Clean it well with brake cleaner and scotch-brite several times and you should be fine.As long as you haven't really slipped the crap out of it you will be fine..
Clean it well with brake cleaner and scotch-brite several times and you should be fine.As long as you haven't really slipped the crap out of it you will be fine..
Ah! that sounds hopeful! cheers.. as soon as I started to notice the slipping I started treating the higher gears VERY carefully! I have little or no experience with any type of car clutch, by that I mean I've never had to work on one, but I've dealt with many bike clutches over the years, mostly old British bikes, so I know something about slipping! lol
When your cleaning it make sure you look for chatter marks and colorartion changes from hot spots etc. Now would be the time to resurface if it's not perfect.

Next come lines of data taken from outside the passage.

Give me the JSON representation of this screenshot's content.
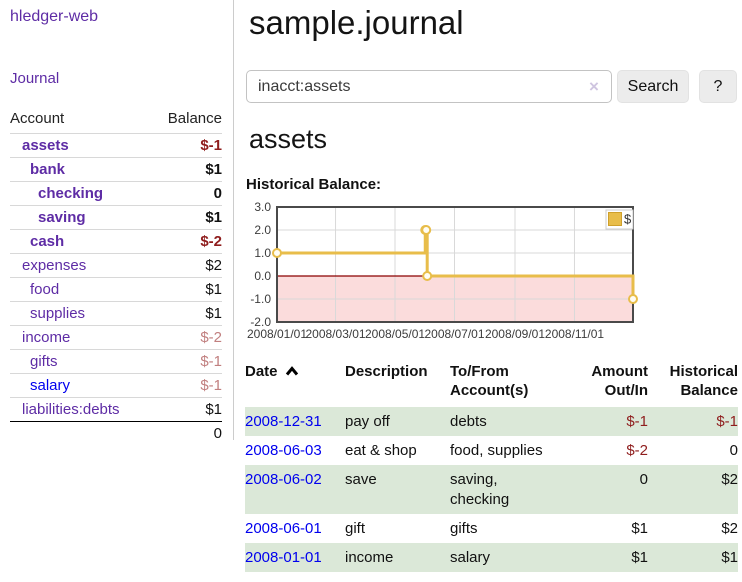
{
  "app": {
    "brand": "hledger-web"
  },
  "sidebar": {
    "journal_label": "Journal",
    "table": {
      "account_header": "Account",
      "balance_header": "Balance",
      "accounts": [
        {
          "name": "assets",
          "depth": 0,
          "bold": true,
          "balance": "$-1",
          "balance_class": "neg-strong",
          "link": "purple"
        },
        {
          "name": "bank",
          "depth": 1,
          "bold": true,
          "balance": "$1",
          "balance_class": "pos",
          "link": "purple"
        },
        {
          "name": "checking",
          "depth": 2,
          "bold": true,
          "balance": "0",
          "balance_class": "pos",
          "link": "purple"
        },
        {
          "name": "saving",
          "depth": 2,
          "bold": true,
          "balance": "$1",
          "balance_class": "pos",
          "link": "purple"
        },
        {
          "name": "cash",
          "depth": 1,
          "bold": true,
          "balance": "$-2",
          "balance_class": "neg-strong",
          "link": "purple"
        },
        {
          "name": "expenses",
          "depth": 0,
          "bold": false,
          "balance": "$2",
          "balance_class": "pos",
          "link": "purple"
        },
        {
          "name": "food",
          "depth": 1,
          "bold": false,
          "balance": "$1",
          "balance_class": "pos",
          "link": "purple"
        },
        {
          "name": "supplies",
          "depth": 1,
          "bold": false,
          "balance": "$1",
          "balance_class": "pos",
          "link": "purple"
        },
        {
          "name": "income",
          "depth": 0,
          "bold": false,
          "balance": "$-2",
          "balance_class": "neg-soft",
          "link": "purple"
        },
        {
          "name": "gifts",
          "depth": 1,
          "bold": false,
          "balance": "$-1",
          "balance_class": "neg-soft",
          "link": "purple"
        },
        {
          "name": "salary",
          "depth": 1,
          "bold": false,
          "balance": "$-1",
          "balance_class": "neg-soft",
          "link": "blue"
        },
        {
          "name": "liabilities:debts",
          "depth": 0,
          "bold": false,
          "balance": "$1",
          "balance_class": "pos",
          "link": "purple"
        }
      ],
      "total": "0"
    }
  },
  "main": {
    "title": "sample.journal",
    "search": {
      "value": "inacct:assets",
      "clear_icon": "×",
      "button": "Search",
      "help_button": "?"
    },
    "account_heading": "assets",
    "chart_label": "Historical Balance:"
  },
  "chart_data": {
    "type": "line",
    "title": "Historical Balance:",
    "xlim": [
      "2008-01-01",
      "2008-12-31"
    ],
    "ylim": [
      -2,
      3
    ],
    "y_ticks": [
      3,
      2,
      1,
      0,
      -1,
      -2
    ],
    "x_ticks": [
      {
        "date": "2008-01-01",
        "label": "2008/01/01"
      },
      {
        "date": "2008-03-01",
        "label": "2008/03/01"
      },
      {
        "date": "2008-05-01",
        "label": "2008/05/01"
      },
      {
        "date": "2008-07-01",
        "label": "2008/07/01"
      },
      {
        "date": "2008-09-01",
        "label": "2008/09/01"
      },
      {
        "date": "2008-11-01",
        "label": "2008/11/01"
      }
    ],
    "series": [
      {
        "name": "$",
        "color": "#e8bd4a",
        "step": true,
        "points": [
          {
            "date": "2008-01-01",
            "value": 1
          },
          {
            "date": "2008-06-01",
            "value": 2
          },
          {
            "date": "2008-06-02",
            "value": 2
          },
          {
            "date": "2008-06-03",
            "value": 0
          },
          {
            "date": "2008-12-31",
            "value": -1
          }
        ]
      }
    ],
    "legend": {
      "label": "$",
      "position": "top-right"
    },
    "colors": {
      "below_zero_fill": "#fbdcdc",
      "zero_line": "#8b0000",
      "grid": "#d9d9d9",
      "border": "#4a4a4a",
      "tick_text": "#3c3c3c"
    },
    "grid": true
  },
  "register": {
    "headers": {
      "date": "Date",
      "description": "Description",
      "account": "To/From Account(s)",
      "amount": "Amount Out/In",
      "balance": "Historical Balance"
    },
    "rows": [
      {
        "date": "2008-12-31",
        "description": "pay off",
        "accounts": "debts",
        "amount": "$-1",
        "balance": "$-1"
      },
      {
        "date": "2008-06-03",
        "description": "eat & shop",
        "accounts": "food, supplies",
        "amount": "$-2",
        "balance": "0"
      },
      {
        "date": "2008-06-02",
        "description": "save",
        "accounts": "saving, checking",
        "amount": "0",
        "balance": "$2"
      },
      {
        "date": "2008-06-01",
        "description": "gift",
        "accounts": "gifts",
        "amount": "$1",
        "balance": "$2"
      },
      {
        "date": "2008-01-01",
        "description": "income",
        "accounts": "salary",
        "amount": "$1",
        "balance": "$1"
      }
    ]
  },
  "colors": {
    "link_purple": "#5e2ca5",
    "link_blue": "#0000ee",
    "negative_strong": "#8f1d1d",
    "negative_soft": "#c17f7f",
    "row_stripe_green": "#dbe8d8",
    "chart_line_gold": "#e8bd4a",
    "chart_negative_pink": "#fbdcdc",
    "chart_zero_line_red": "#8b0000"
  }
}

no resurfacing!!! the DMFW does not resurface well... contrary to others opinion...
First off, the tolerances are so damned tight that if you take .010 off the DM, it throws everything off... it is designed to accept the wear of the friction disc, but if you remove it from the FW, it is going to run out of tolerance that much faster.
Also, the DM simply doesn't like being machined. It can damage the mechanism inside the flywheel that makes it a DM.

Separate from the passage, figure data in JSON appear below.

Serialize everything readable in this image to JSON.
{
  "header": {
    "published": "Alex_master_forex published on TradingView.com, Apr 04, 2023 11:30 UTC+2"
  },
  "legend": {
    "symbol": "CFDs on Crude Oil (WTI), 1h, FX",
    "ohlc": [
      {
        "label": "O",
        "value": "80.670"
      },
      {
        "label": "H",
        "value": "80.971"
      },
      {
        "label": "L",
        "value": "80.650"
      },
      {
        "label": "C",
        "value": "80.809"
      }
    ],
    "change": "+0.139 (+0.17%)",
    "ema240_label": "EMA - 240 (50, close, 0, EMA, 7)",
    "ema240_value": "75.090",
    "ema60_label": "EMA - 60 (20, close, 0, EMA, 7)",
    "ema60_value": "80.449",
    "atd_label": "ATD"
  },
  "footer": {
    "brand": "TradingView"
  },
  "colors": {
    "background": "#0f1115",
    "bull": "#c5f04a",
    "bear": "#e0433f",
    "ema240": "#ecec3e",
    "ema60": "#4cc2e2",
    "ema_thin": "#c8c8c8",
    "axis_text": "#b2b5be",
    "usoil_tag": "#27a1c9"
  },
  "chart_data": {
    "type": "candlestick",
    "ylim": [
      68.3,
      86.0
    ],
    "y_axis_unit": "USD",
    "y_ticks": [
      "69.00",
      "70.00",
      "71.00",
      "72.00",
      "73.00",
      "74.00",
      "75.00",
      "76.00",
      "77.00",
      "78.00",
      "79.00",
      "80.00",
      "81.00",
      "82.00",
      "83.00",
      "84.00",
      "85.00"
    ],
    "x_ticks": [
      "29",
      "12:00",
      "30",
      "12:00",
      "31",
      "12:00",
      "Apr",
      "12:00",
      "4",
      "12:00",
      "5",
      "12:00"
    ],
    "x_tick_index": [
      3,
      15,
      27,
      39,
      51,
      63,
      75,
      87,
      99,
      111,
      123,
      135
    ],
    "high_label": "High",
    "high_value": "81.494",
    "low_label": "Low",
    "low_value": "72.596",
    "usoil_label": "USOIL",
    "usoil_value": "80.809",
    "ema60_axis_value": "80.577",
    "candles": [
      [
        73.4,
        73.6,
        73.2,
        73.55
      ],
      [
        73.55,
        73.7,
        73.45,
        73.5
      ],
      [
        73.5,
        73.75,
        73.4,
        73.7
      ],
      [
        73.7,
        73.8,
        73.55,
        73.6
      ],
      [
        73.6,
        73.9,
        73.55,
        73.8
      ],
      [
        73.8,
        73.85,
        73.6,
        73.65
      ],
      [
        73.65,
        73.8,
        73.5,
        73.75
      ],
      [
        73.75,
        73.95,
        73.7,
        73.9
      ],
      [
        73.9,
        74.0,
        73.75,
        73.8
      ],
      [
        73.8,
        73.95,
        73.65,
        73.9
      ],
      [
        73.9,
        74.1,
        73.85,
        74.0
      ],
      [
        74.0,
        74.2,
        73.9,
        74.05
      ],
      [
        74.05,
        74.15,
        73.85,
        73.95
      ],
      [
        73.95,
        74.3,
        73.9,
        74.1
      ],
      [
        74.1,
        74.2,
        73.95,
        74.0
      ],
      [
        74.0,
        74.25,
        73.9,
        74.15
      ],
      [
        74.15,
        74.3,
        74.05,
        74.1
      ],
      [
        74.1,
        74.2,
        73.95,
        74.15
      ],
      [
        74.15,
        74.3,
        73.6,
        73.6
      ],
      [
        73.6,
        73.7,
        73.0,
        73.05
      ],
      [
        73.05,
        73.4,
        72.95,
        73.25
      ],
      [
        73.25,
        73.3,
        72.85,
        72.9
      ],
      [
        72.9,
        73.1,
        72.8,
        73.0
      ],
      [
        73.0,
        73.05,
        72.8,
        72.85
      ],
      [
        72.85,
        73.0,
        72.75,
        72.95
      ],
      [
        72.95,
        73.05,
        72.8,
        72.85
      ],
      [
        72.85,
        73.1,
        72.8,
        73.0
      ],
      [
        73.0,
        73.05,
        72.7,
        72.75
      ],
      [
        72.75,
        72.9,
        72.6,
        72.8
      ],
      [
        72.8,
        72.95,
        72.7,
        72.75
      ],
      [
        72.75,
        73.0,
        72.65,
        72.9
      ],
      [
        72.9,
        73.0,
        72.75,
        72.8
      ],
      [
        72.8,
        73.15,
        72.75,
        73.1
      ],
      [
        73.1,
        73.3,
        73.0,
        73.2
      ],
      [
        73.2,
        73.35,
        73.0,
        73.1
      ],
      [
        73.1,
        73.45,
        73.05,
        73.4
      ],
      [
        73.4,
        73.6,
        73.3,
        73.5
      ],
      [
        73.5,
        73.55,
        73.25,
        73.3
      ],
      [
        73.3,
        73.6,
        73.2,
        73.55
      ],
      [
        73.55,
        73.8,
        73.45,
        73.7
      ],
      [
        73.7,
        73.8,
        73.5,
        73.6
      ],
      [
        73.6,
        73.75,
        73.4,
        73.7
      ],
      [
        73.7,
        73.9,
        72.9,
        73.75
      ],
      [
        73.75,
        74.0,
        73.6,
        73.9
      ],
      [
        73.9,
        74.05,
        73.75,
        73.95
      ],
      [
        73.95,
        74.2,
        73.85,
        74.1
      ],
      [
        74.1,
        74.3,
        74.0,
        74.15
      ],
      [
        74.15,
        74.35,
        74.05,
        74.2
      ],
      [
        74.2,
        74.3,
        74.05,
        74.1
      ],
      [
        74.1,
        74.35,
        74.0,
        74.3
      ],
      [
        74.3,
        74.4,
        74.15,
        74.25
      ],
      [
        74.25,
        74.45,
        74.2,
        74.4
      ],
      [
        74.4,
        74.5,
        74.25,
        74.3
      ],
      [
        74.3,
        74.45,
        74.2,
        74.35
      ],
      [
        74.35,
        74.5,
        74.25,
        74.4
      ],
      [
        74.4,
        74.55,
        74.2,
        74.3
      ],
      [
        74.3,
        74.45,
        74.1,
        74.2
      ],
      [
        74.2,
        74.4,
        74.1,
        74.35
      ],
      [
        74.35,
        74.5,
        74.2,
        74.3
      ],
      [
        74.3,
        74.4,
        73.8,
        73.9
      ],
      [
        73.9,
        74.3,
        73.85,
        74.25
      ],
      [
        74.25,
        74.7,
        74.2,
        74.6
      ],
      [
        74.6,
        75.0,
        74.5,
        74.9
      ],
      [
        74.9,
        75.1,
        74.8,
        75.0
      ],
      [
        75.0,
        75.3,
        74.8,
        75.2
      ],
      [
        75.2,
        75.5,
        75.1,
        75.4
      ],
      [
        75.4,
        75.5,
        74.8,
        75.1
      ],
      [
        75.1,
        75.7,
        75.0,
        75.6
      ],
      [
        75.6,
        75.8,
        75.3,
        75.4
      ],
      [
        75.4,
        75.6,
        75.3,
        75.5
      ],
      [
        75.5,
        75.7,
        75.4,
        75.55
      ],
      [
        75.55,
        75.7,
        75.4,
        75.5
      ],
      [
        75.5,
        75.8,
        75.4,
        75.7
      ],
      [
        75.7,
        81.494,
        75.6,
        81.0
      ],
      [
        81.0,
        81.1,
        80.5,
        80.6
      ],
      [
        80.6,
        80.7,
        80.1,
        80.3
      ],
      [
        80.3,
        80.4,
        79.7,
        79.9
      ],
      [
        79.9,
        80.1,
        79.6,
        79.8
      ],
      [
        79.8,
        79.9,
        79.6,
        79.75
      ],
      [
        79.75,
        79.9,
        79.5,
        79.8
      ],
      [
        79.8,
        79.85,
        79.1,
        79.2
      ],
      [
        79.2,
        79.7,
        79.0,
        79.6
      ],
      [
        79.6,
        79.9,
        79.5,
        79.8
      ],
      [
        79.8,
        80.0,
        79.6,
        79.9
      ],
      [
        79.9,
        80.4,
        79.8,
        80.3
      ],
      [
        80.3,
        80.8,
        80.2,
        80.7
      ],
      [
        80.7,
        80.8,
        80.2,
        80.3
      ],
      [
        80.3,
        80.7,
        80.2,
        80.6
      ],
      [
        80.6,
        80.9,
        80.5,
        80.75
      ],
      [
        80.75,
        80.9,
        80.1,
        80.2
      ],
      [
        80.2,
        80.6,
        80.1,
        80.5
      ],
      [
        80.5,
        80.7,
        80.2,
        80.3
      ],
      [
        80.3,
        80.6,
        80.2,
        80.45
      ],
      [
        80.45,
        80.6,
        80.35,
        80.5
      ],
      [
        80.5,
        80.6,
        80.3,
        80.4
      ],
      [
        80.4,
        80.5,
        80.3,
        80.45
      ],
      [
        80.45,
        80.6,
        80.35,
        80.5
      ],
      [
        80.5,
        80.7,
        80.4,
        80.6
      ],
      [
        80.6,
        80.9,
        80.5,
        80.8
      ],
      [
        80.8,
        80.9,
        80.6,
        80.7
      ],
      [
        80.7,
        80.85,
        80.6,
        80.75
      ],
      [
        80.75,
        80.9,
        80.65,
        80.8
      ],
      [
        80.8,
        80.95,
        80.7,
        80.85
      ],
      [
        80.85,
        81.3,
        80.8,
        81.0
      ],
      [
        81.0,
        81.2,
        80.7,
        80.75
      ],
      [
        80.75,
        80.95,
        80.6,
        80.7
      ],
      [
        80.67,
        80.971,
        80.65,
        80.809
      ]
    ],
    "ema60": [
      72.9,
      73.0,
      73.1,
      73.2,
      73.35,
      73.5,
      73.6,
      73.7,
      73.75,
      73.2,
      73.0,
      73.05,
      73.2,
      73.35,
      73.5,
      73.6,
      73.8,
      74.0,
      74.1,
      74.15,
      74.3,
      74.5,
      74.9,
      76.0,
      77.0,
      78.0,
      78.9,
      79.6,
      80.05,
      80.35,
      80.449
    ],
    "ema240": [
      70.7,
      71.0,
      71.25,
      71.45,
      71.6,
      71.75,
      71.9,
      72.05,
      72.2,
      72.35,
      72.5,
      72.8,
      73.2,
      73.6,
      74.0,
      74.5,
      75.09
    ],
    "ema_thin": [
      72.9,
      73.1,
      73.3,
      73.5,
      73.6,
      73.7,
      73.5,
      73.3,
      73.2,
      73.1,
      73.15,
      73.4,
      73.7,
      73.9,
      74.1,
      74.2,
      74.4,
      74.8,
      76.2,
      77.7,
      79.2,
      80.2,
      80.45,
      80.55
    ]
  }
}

I agree with the Scotchbrite and some cleaner... You can be aggressive by hand, and leave a random pattern... Shiny is good, orbital marks are good. If it's a bad spot, use a small orbital sander with the Scotchbrite to work it out, but don't go too nuts. Use a flat edge to look for friction material transfer.
Depending on miles, you can also do the same to the shiny surface of the pressure plate and simply replace the friction disc.

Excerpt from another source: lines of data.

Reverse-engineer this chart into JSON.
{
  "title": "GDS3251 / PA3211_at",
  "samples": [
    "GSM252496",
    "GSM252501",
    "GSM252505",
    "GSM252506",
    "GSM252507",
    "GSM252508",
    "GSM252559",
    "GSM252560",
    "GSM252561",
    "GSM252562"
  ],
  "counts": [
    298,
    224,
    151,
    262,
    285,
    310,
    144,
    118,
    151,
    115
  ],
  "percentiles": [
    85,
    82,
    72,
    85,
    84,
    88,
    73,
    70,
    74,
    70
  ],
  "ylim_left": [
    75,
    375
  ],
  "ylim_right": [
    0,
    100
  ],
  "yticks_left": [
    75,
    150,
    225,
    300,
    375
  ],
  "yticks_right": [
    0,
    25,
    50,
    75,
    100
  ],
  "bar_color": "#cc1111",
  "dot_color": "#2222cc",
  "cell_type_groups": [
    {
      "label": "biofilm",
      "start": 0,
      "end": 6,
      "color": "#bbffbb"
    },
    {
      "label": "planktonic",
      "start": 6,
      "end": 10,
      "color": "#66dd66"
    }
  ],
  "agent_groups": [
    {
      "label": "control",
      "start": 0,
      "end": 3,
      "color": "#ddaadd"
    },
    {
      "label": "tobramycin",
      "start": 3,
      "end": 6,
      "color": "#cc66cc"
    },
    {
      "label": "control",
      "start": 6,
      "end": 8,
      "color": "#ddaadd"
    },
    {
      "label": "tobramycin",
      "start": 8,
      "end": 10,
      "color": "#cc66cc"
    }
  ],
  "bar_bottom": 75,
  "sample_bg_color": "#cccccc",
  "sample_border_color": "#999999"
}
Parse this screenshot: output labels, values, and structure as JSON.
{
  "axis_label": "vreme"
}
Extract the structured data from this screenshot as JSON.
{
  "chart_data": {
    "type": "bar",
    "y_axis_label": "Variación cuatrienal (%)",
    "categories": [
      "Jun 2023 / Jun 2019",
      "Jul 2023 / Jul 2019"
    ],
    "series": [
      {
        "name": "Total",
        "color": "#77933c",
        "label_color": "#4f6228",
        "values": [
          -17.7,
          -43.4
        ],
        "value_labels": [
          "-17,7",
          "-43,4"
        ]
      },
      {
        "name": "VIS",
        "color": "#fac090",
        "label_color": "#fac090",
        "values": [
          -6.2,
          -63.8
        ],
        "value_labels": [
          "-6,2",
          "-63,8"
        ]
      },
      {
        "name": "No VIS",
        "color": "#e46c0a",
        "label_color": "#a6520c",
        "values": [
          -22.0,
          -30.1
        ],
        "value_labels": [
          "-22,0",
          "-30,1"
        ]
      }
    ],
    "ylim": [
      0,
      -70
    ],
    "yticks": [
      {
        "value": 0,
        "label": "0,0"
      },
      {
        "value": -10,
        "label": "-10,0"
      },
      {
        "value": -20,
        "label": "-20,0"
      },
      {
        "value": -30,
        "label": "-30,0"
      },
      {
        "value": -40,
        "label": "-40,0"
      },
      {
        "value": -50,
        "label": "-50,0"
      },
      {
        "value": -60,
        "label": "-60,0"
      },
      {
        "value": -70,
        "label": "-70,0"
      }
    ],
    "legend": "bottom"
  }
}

Keep in mind, the lifespan of the clutch assembly is about 95k normal driving miles. Lower if you race or beat the crap out of it. A flywheel can last up to 120k miles.
no resurfacing!!! the DMFW does not resurface well... contrary to others opinion...
First off, the tolerances are so damned tight that if you take .010 off the DM, it throws everything off... it is designed to accept the wear of the friction disc, but if you remove it from the FW, it is going to run out of tolerance that much faster.
Also, the DM simply doesn't like being machined. It can damage the mechanism inside the flywheel that makes it a DM.
I agree with the Scotchbrite and some cleaner... You can be aggressive by hand, and leave a random pattern... Shiny is good, orbital marks are good. If it's a bad spot, use a small orbital sander with the Scotchbrite to work it out, but don't go too nuts. Use a flat edge to look for friction material transfer.
Depending on miles, you can also do the same to the shiny surface of the pressure plate and simply replace the friction disc.
Keep in mind, the lifespan of the clutch assembly is about 95k normal driving miles. Lower if you race or beat the crap out of it. A flywheel can last up to 120k miles.
Thanks Bogus, good advice..duly noted! I'm just coming up to 70k, so there should be plenty left in it, it's always driven solid and well until around the time that damned slave started leaking! so hopefully a new clutch kit and a good clean up, and it should be good to go..
Most, if not all fluid should stay on the inner wall of the housing and, eventually, drip out the drain hole in the inspection plate. If it's slipping, it's more likely to be related to your clutch.
Still, anything you find on the FW should clean up.
ZFDoc recommends using maroon scotch-brite to clean up the face of the FW. It works very well!
On this vintage C4 the actuator is outside the bellhousing with the slave cylinder. No fluid should get inside just the actuator rod through the rubber boot gets inside the bellhousing.
On this vintage C4 the actuator is outside the bellhousing with the slave cylinder. No fluid should get inside just the actuator rod through the rubber boot gets inside the bellhousing.
Interesting Mike, so would you say the fork is in a separate compartment inside the bell housing from the clutch itself? as I said I've never had one of these apart before so I dont know one way or the other, but I DO know that when the slave came out I could quite easily get my finger in there and could feel the fork was soaked in fluid, so I'm guessing some of that fluid found its way onto the clutch it's self.